Director: Ted Post
Starring: Chuck Norris, Anne Archer, Dana Andrews, James Franciscus
Running Time: 96 minutes
Synopsis: In 1973, Senator Conrad Morgan (James Franciscus) is leading negotiations to end the Vietnam War. A CIA special forces unit known as the Black Tigers, led by Major John T. Booker (Chuck Norris), is ambushed while on a covert mission to rescue American prisoners in the Vietnam jungle. Five years later in Los Angeles, Booker is approached by the mysterious Margaret (Anne Archer), who is asking questions about the botched mission. Booker learns that other Tiger veterans are being murdered, and uncovers a conspiracy.
What Works Well: This lower-budget effort provides Chuck Norris with a career boost away from pure martial arts movies (although he does chop his way through a few action scenes). The plot has decent ambitions to combine mistrust of government agendas with regular bursts of action, and director Ted Post occasionally threatens to breach not-bad levels. Dan Andrews enlivens a couple of scenes with seen-it-all cynicism.

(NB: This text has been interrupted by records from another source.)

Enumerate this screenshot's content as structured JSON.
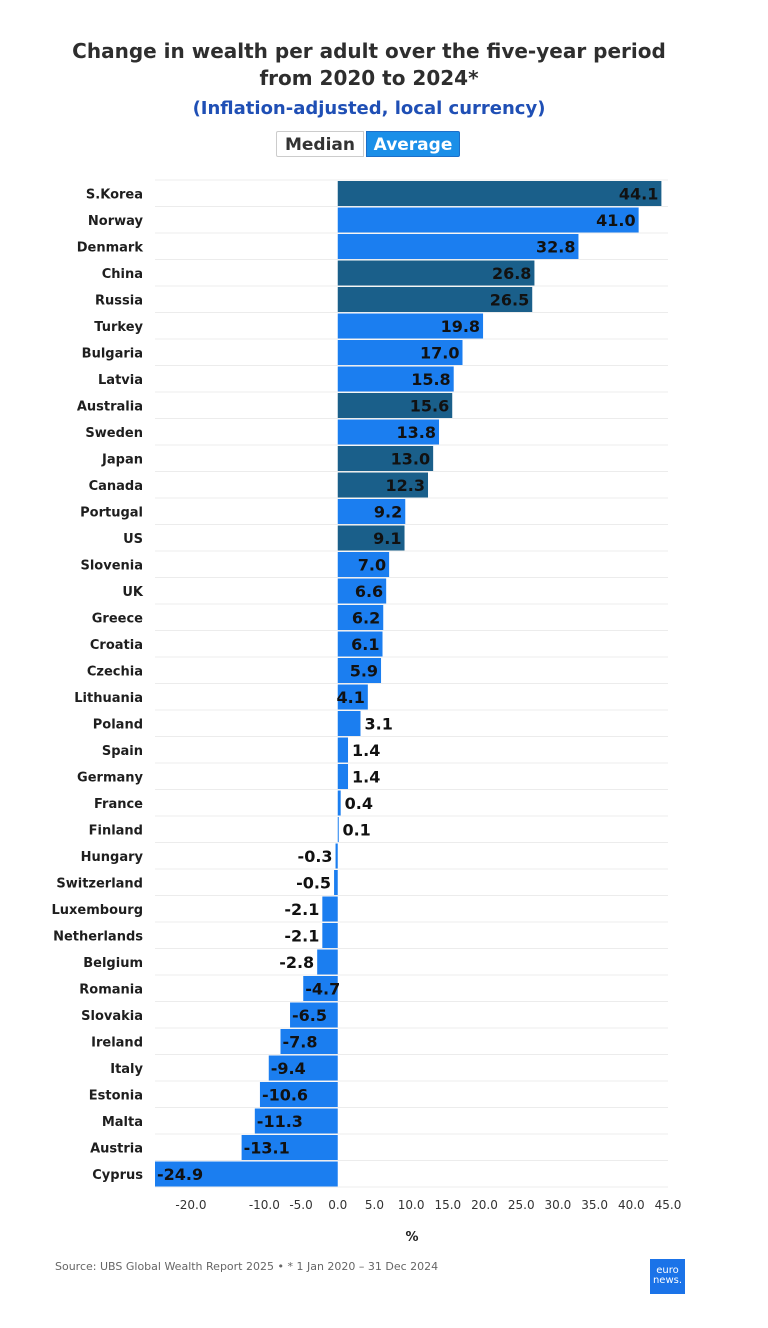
{
  "header": {
    "title_line1": "Change in wealth per adult over the five-year period",
    "title_line2": "from 2020 to 2024*",
    "subtitle": "(Inflation-adjusted, local currency)"
  },
  "toggle": {
    "median_label": "Median",
    "average_label": "Average",
    "selected": "Average"
  },
  "colors": {
    "bar_eu": "#1b7ef0",
    "bar_non_eu": "#1a5f8a",
    "toggle_active": "#1b8fe8",
    "subtitle": "#1f4fb5"
  },
  "chart_data": {
    "type": "bar",
    "orientation": "horizontal",
    "categories": [
      "S.Korea",
      "Norway",
      "Denmark",
      "China",
      "Russia",
      "Turkey",
      "Bulgaria",
      "Latvia",
      "Australia",
      "Sweden",
      "Japan",
      "Canada",
      "Portugal",
      "US",
      "Slovenia",
      "UK",
      "Greece",
      "Croatia",
      "Czechia",
      "Lithuania",
      "Poland",
      "Spain",
      "Germany",
      "France",
      "Finland",
      "Hungary",
      "Switzerland",
      "Luxembourg",
      "Netherlands",
      "Belgium",
      "Romania",
      "Slovakia",
      "Ireland",
      "Italy",
      "Estonia",
      "Malta",
      "Austria",
      "Cyprus"
    ],
    "values": [
      44.1,
      41.0,
      32.8,
      26.8,
      26.5,
      19.8,
      17.0,
      15.8,
      15.6,
      13.8,
      13.0,
      12.3,
      9.2,
      9.1,
      7.0,
      6.6,
      6.2,
      6.1,
      5.9,
      4.1,
      3.1,
      1.4,
      1.4,
      0.4,
      0.1,
      -0.3,
      -0.5,
      -2.1,
      -2.1,
      -2.8,
      -4.7,
      -6.5,
      -7.8,
      -9.4,
      -10.6,
      -11.3,
      -13.1,
      -24.9
    ],
    "labels": [
      "44.1",
      "41.0",
      "32.8",
      "26.8",
      "26.5",
      "19.8",
      "17.0",
      "15.8",
      "15.6",
      "13.8",
      "13.0",
      "12.3",
      "9.2",
      "9.1",
      "7.0",
      "6.6",
      "6.2",
      "6.1",
      "5.9",
      "4.1",
      "3.1",
      "1.4",
      "1.4",
      "0.4",
      "0.1",
      "-0.3",
      "-0.5",
      "-2.1",
      "-2.1",
      "-2.8",
      "-4.7",
      "-6.5",
      "-7.8",
      "-9.4",
      "-10.6",
      "-11.3",
      "-13.1",
      "-24.9"
    ],
    "dark_categories": [
      "S.Korea",
      "China",
      "Russia",
      "Australia",
      "Japan",
      "Canada",
      "US"
    ],
    "xlabel": "%",
    "xlim": [
      -24.9,
      45.0
    ],
    "xticks": [
      -20,
      -10,
      -5,
      0,
      5,
      10,
      15,
      20,
      25,
      30,
      35,
      40,
      45
    ],
    "xtick_labels": [
      "-20.0",
      "-10.0",
      "-5.0",
      "0.0",
      "5.0",
      "10.0",
      "15.0",
      "20.0",
      "25.0",
      "30.0",
      "35.0",
      "40.0",
      "45.0"
    ],
    "grid": true
  },
  "footer": {
    "source": "Source: UBS Global Wealth Report 2025 • * 1 Jan 2020 – 31 Dec 2024",
    "logo_line1": "euro",
    "logo_line2": "news."
  }
}
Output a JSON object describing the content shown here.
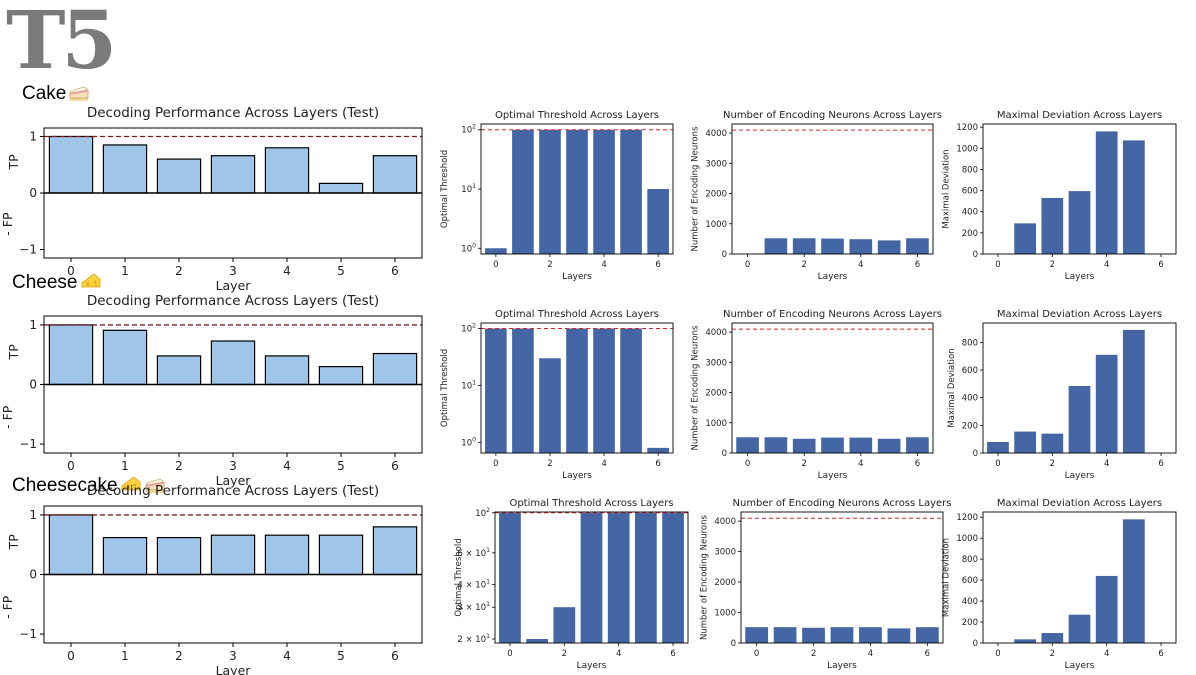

What Does Not Work As Well: The sequence in the Vietnam jungle is too dark to discern what is going on. All the characters lack depth, and despite a decent cast, the acting is strictly monotonal. Norris displays a remarkable inability to display any emotion, and so making love to Margaret or reacting to the death of colleagues all come and go with the same cold detachment. Loose ends and logic gaps prevail, and in the jumbled rush to find an ending, plenty of conspiracy specifics go missing in action.
Key Quote:
John Booker (realizing the mission is compromised): Everything went wrong by the numbers. And that takes planning.